If you haven’t done so, I recommend reading my blog post on the importance of food tracking. To make that work, it’s essential that you are honest with yourself. That you can rely on yourself. In other words, you need to be the textbook definition of a good teammate. And if you can’t do that, there’s really no reason to even discuss adding other members to your team.

The Changing Lineup

Assuming your commitment, you should know that the remainder of the lineup for your weight loss time will be quite fluid.

Not unlike pregnancy, you may get to decide WHEN to tell people you’re trying to lose weight in the beginning, but eventually everyone will know whether you tell them or not.

So the people you have on your team in the beginning will not be the people you have on your team six months later. For me, it started really with just me and my wife. We’ve been on this journey together since the start, each supporting each other’s weight loss Our son was next, then a few friends and family members… and by then it was obvious and it now it feels like everyone is on our team.

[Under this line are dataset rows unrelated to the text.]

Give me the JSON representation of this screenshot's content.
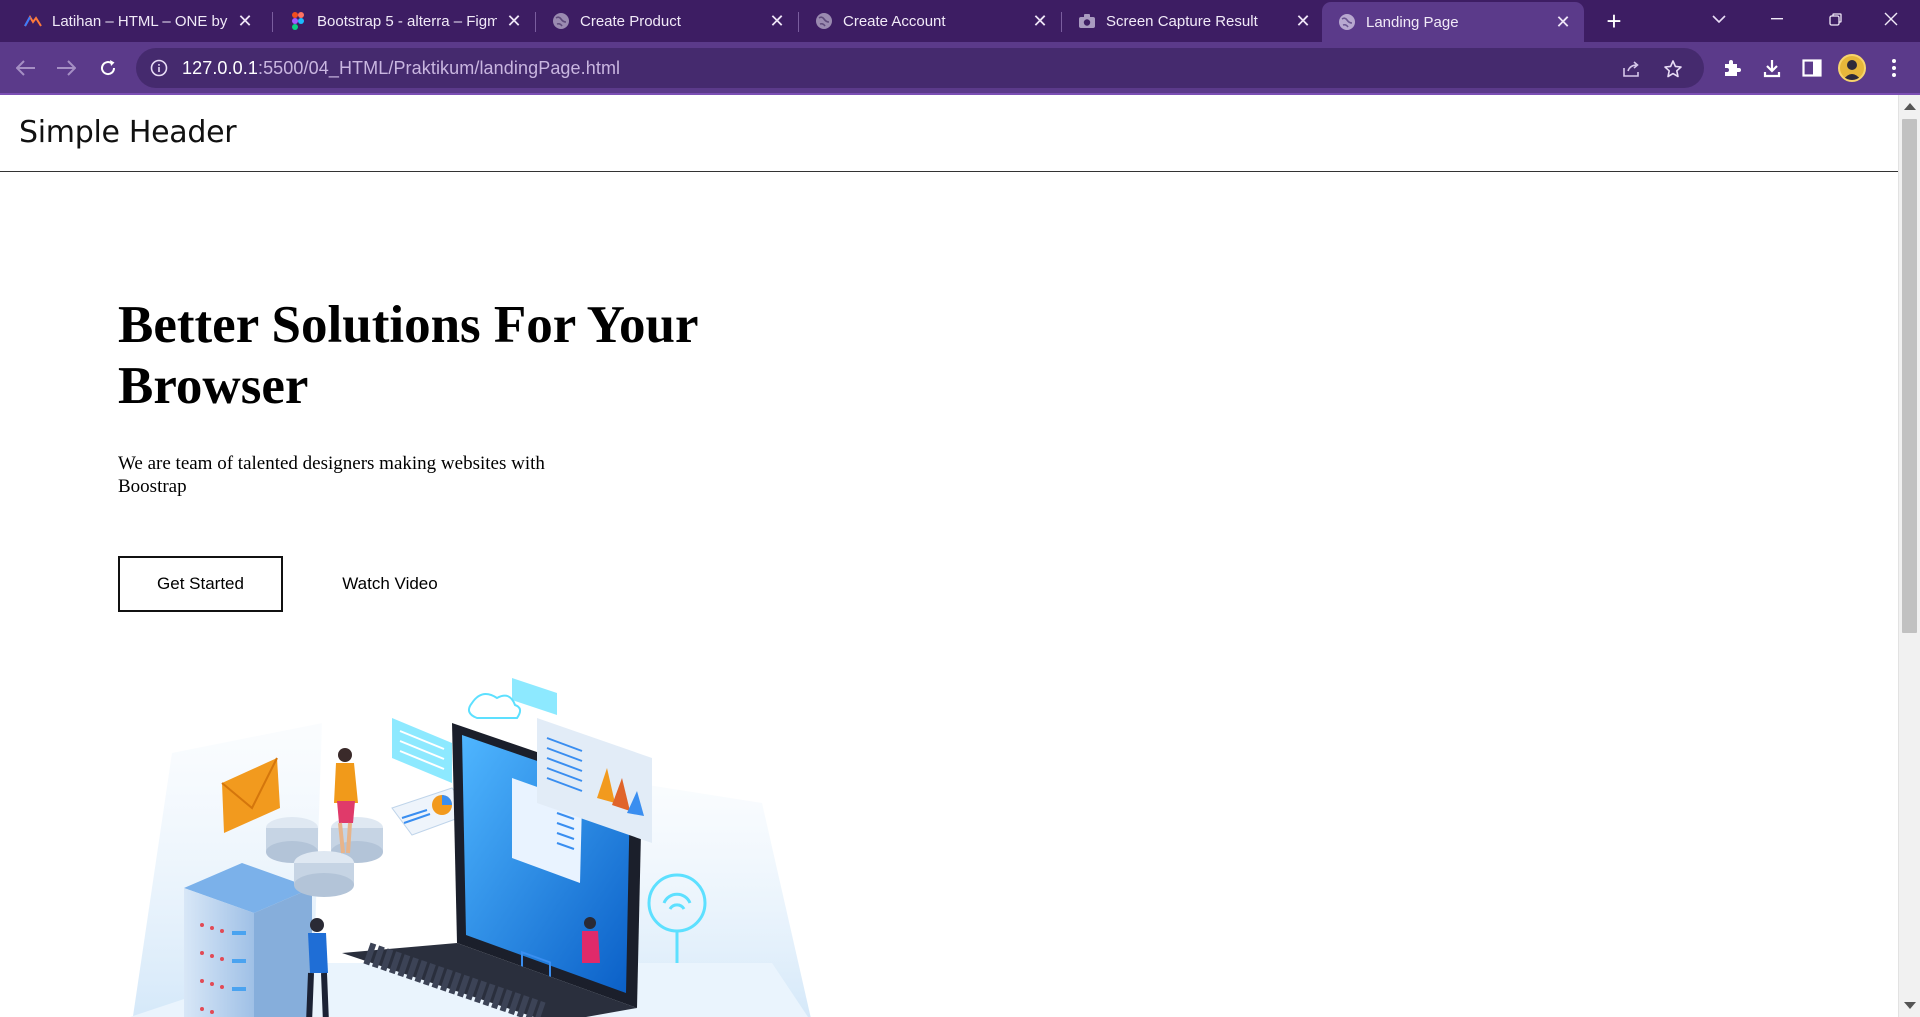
{
  "browser": {
    "tabs": [
      {
        "title": "Latihan – HTML – ONE by A",
        "icon": "alterra-icon",
        "active": false
      },
      {
        "title": "Bootstrap 5 - alterra – Figm",
        "icon": "figma-icon",
        "active": false
      },
      {
        "title": "Create Product",
        "icon": "globe-icon",
        "active": false
      },
      {
        "title": "Create Account",
        "icon": "globe-icon",
        "active": false
      },
      {
        "title": "Screen Capture Result",
        "icon": "camera-icon",
        "active": false
      },
      {
        "title": "Landing Page",
        "icon": "globe-icon",
        "active": true
      }
    ],
    "new_tab": "+",
    "address": {
      "host": "127.0.0.1",
      "path": ":5500/04_HTML/Praktikum/landingPage.html"
    },
    "colors": {
      "tabstrip": "#3d1d63",
      "toolbar": "#5b3a8a",
      "omnibox": "#452a6e"
    }
  },
  "site": {
    "header_title": "Simple Header",
    "hero": {
      "title": "Better Solutions For Your Browser",
      "subtitle": "We are team of talented designers making websites with Boostrap",
      "primary_button": "Get Started",
      "secondary_button": "Watch Video"
    }
  }
}
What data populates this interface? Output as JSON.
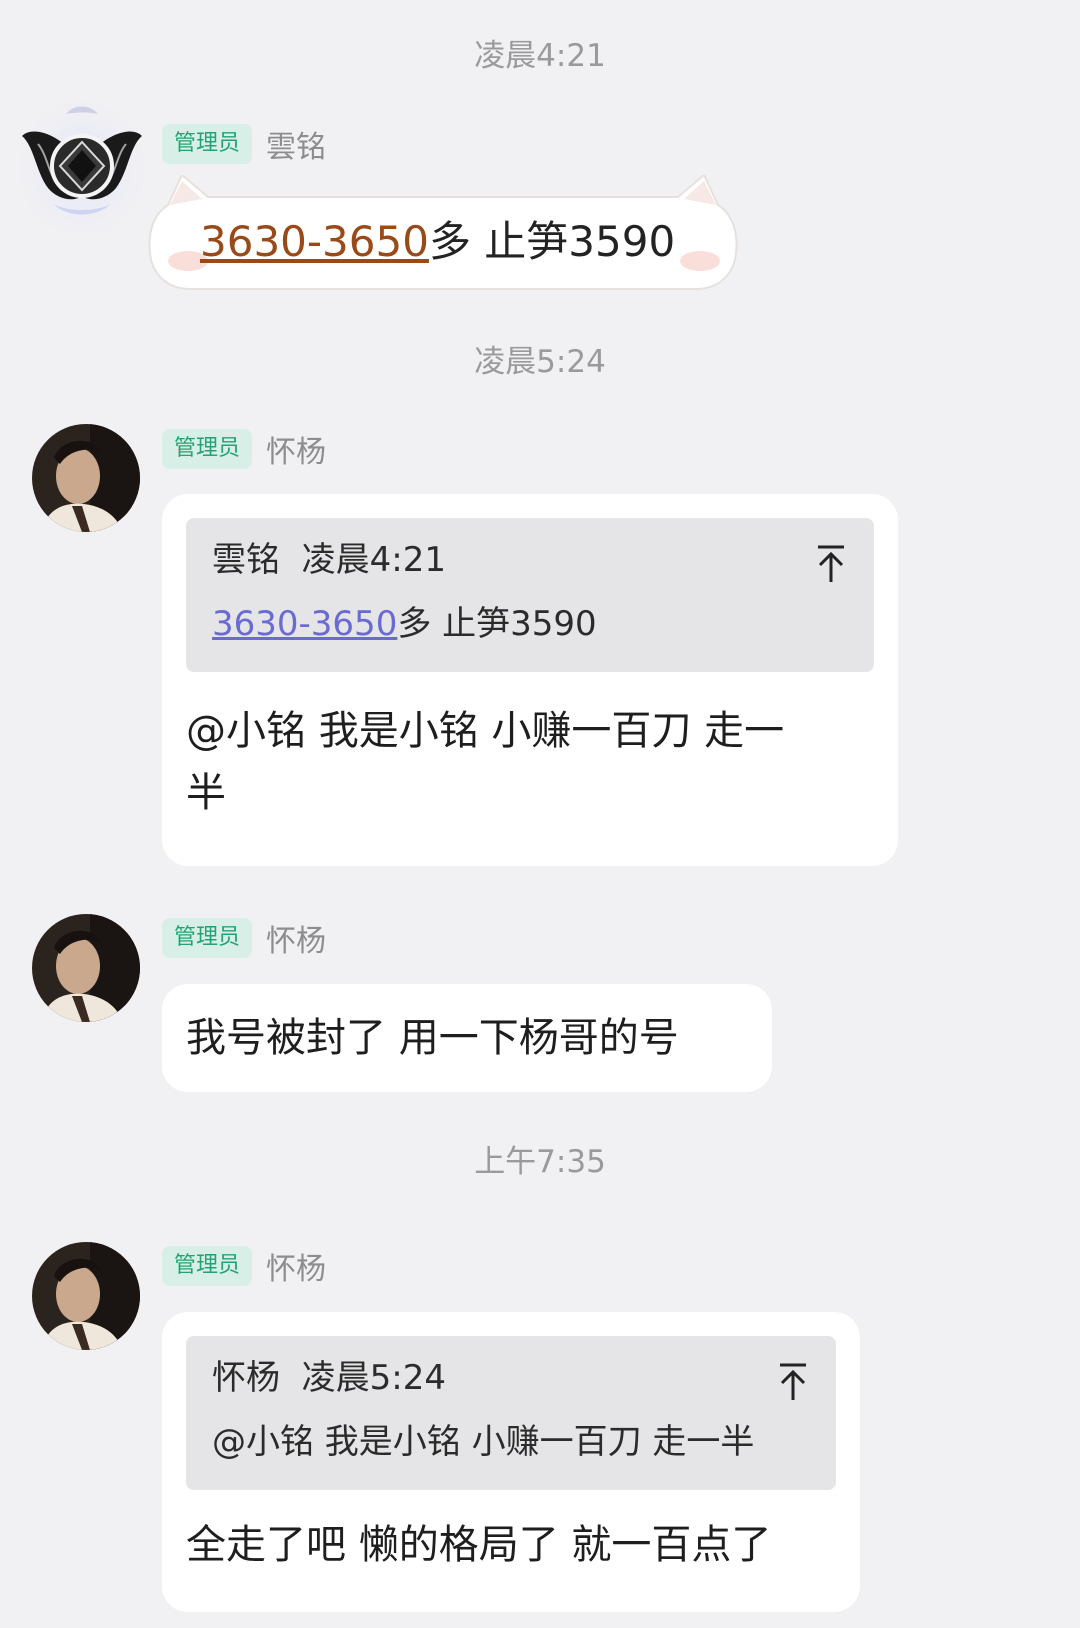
{
  "messages": [
    {
      "time": "凌晨4:21",
      "badge": "管理员",
      "sender": "雲铭",
      "link": "3630-3650",
      "text_after_link": "多  止笋3590"
    },
    {
      "time": "凌晨5:24",
      "badge": "管理员",
      "sender": "怀杨",
      "quote": {
        "author": "雲铭",
        "time": "凌晨4:21",
        "link": "3630-3650",
        "text_after_link": "多  止笋3590"
      },
      "text_line1": "@小铭 我是小铭 小赚一百刀 走一",
      "text_line2": "半"
    },
    {
      "badge": "管理员",
      "sender": "怀杨",
      "text": "我号被封了 用一下杨哥的号"
    },
    {
      "time": "上午7:35",
      "badge": "管理员",
      "sender": "怀杨",
      "quote": {
        "author": "怀杨",
        "time": "凌晨5:24",
        "text": "@小铭 我是小铭 小赚一百刀 走一半"
      },
      "text": "全走了吧 懒的格局了 就一百点了"
    }
  ],
  "icons": {
    "jump_to_quote": "arrow-up-to-line-icon",
    "avatar_1": "winged-emblem-avatar",
    "avatar_2": "portrait-avatar"
  },
  "colors": {
    "background": "#f1f1f3",
    "badge_bg": "#d7efe6",
    "badge_text": "#24a276",
    "link_orange": "#9a4a19",
    "link_blue": "#6a6ad4"
  }
}
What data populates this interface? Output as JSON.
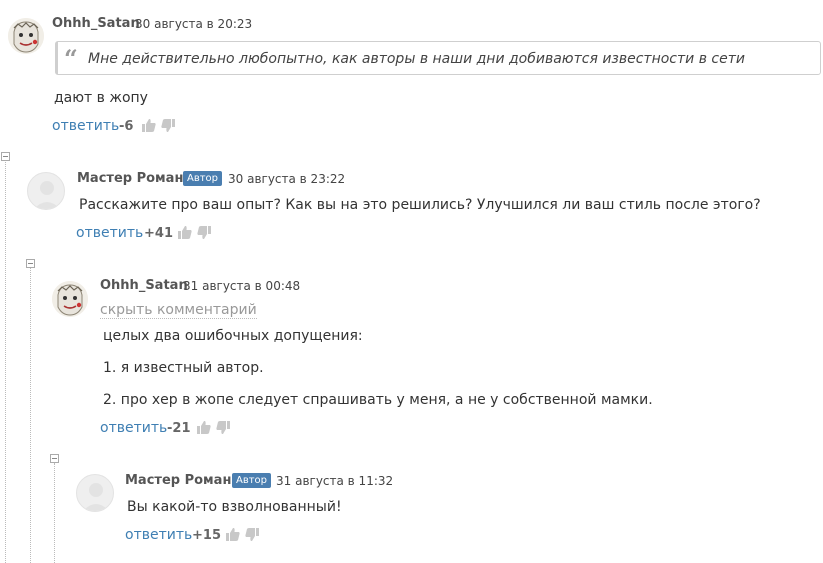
{
  "comments": [
    {
      "author": "Ohhh_Satan",
      "date": "30 августа в 20:23",
      "quote": "Мне действительно любопытно, как авторы в наши дни добиваются известности в сети",
      "lines": [
        "дают в жопу"
      ],
      "reply": "ответить",
      "score": "-6"
    },
    {
      "author": "Мастер Романов",
      "badge": "Автор",
      "date": "30 августа в 23:22",
      "lines": [
        "Расскажите про ваш опыт? Как вы на это решились? Улучшился ли ваш стиль после этого?"
      ],
      "reply": "ответить",
      "score": "+41"
    },
    {
      "author": "Ohhh_Satan",
      "date": "31 августа в 00:48",
      "hide": "скрыть комментарий",
      "lines": [
        "целых два ошибочных допущения:",
        "1. я известный автор.",
        "2. про хер в жопе следует спрашивать у меня, а не у собственной мамки."
      ],
      "reply": "ответить",
      "score": "-21"
    },
    {
      "author": "Мастер Романов",
      "badge": "Автор",
      "date": "31 августа в 11:32",
      "lines": [
        "Вы какой-то взволнованный!"
      ],
      "reply": "ответить",
      "score": "+15"
    }
  ],
  "icons": {
    "thumb_up": "thumbs-up-icon",
    "thumb_down": "thumbs-down-icon",
    "collapse": "collapse-icon"
  },
  "colors": {
    "link": "#3f7fb3",
    "badge": "#4a7eb0",
    "muted": "#999999"
  }
}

Which actually is kind of nice.

The current level of attention would have been overwhelming and too much pressure right from the start, at least for me… but everyone is different. So just start with yourself, and go from there.

The biggest takeaway is that you’re facing a major lifestyle shift. It impacts all phases of your life and the people in it in some ways. So be smart and seek help from those who can make the load a little lighter, if only you’d make them part of your team.